With other professionals: "How did you end up in [Profession]?" or "What
brings you to [Conference, lecture, talk, etc.]" A good one that will get you
a lot of interesting conversation is "What's your biggest challenge at work
right now?"

On a date, just ask them about themselves. The whole point of a date is to get
to know the other person better, so just ask questions. Maybe the conversation
doesn't go anywhere, which is probably a good sign that the relationship isn't
going to go anywhere.

Random casual encounters: "Hey, [Person]! What have you been up to lately? Oh
wow, that sounds really cool! Did you [have a good time, enjoy yourself, meet
new people, learn anything new, manage to get that problem fixed, etc]? Great!
Well, I have to run, fantastic to see you again!"

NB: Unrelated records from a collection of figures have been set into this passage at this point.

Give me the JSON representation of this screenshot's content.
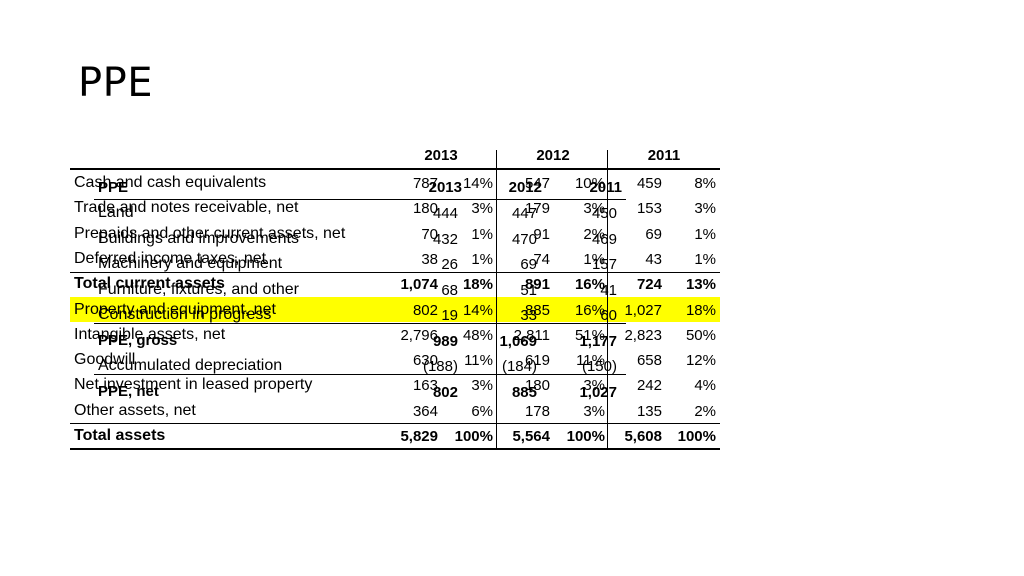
{
  "slide": {
    "title": "PPE"
  },
  "balance_sheet": {
    "years": [
      "2013",
      "2012",
      "2011"
    ],
    "rows": [
      {
        "label": "Cash and cash equivalents",
        "vals": [
          "787",
          "14%",
          "547",
          "10%",
          "459",
          "8%"
        ]
      },
      {
        "label": "Trade and notes receivable, net",
        "vals": [
          "180",
          "3%",
          "179",
          "3%",
          "153",
          "3%"
        ]
      },
      {
        "label": "Prepaids and other current assets, net",
        "vals": [
          "70",
          "1%",
          "91",
          "2%",
          "69",
          "1%"
        ]
      },
      {
        "label": "Deferred income taxes, net",
        "vals": [
          "38",
          "1%",
          "74",
          "1%",
          "43",
          "1%"
        ]
      },
      {
        "label": "Total current assets",
        "vals": [
          "1,074",
          "18%",
          "891",
          "16%",
          "724",
          "13%"
        ],
        "bold": true
      },
      {
        "label": "Property and equipment, net",
        "vals": [
          "802",
          "14%",
          "885",
          "16%",
          "1,027",
          "18%"
        ],
        "highlight": true
      },
      {
        "label": "Intangible assets, net",
        "vals": [
          "2,796",
          "48%",
          "2,811",
          "51%",
          "2,823",
          "50%"
        ]
      },
      {
        "label": "Goodwill",
        "vals": [
          "630",
          "11%",
          "619",
          "11%",
          "658",
          "12%"
        ]
      },
      {
        "label": "Net investment in leased property",
        "vals": [
          "163",
          "3%",
          "180",
          "3%",
          "242",
          "4%"
        ]
      },
      {
        "label": "Other assets, net",
        "vals": [
          "364",
          "6%",
          "178",
          "3%",
          "135",
          "2%"
        ]
      },
      {
        "label": "Total assets",
        "vals": [
          "5,829",
          "100%",
          "5,564",
          "100%",
          "5,608",
          "100%"
        ],
        "bold": true
      }
    ]
  },
  "ppe_table": {
    "title": "PPE",
    "years": [
      "2013",
      "2012",
      "2011"
    ],
    "rows": [
      {
        "label": "Land",
        "vals": [
          "444",
          "447",
          "450"
        ]
      },
      {
        "label": "Buildings and improvements",
        "vals": [
          "432",
          "470",
          "469"
        ]
      },
      {
        "label": "Machinery and equipment",
        "vals": [
          "26",
          "69",
          "157"
        ]
      },
      {
        "label": "Furniture, fixtures, and other",
        "vals": [
          "68",
          "51",
          "41"
        ]
      },
      {
        "label": "Construction in progress",
        "vals": [
          "19",
          "33",
          "60"
        ]
      },
      {
        "label": "PPE, gross",
        "vals": [
          "989",
          "1,069",
          "1,177"
        ],
        "bold": true
      },
      {
        "label": "Accumulated depreciation",
        "vals": [
          "(188)",
          "(184)",
          "(150)"
        ]
      },
      {
        "label": "PPE, net",
        "vals": [
          "802",
          "885",
          "1,027"
        ],
        "bold": true
      }
    ]
  },
  "colors": {
    "highlight": "#ffff00",
    "text": "#000000",
    "background": "#ffffff"
  }
}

With speaking one on one with other people, think of the conversation as
branches on a tree. You have the main "trunk" of the conversation which is
whatever you both have in common (for example, you're both attending the same
professional conference), and then topics of conversations are branches of
possibility (why they're at the conference, what interests them most about the
conference, how they ended up in their profession, etc). You can follow a
branch down further to more specific topics if the conversation seems to flow
that way, or back up and try a different branch, or maybe following one topic
of conversation will lead you in a different direction (They say they're at
the conference because they just started a new job, so you start asking them
about the job which leads to them saying they just moved, so you can start
talking about where they moved from, etc).

Something else that has helped me a lot is really thinking about what kind of
person I want to be perceived as, and then holding that intent as I interact
with others. In my personal life, it's a bit easier, as I just want to be
myself, but in my professional life, I have spent some time thinking about
what kind of impression I want to leave people with. As a result, whenever I
go into a professional situation (like a conference or a big meeting) I spend
a couple minutes thinking about what kind of impression I want to leave. That
will naturally affect how I interact with others, as I will actively work
toward leaving that impression. I'm not saying I create a false persona, just
that I try and intentionally have my interactions be positive (so I strive to
avoid complaining), that I come across as receptive to what the other person
is saying (so I focus on really listening to the other person and
understanding what they are saying), and that the other person perceives me as
trustworthy (so I don't spread gossip or speak maliciously about anyone else,
and I keep conversations private on an ongoing basis).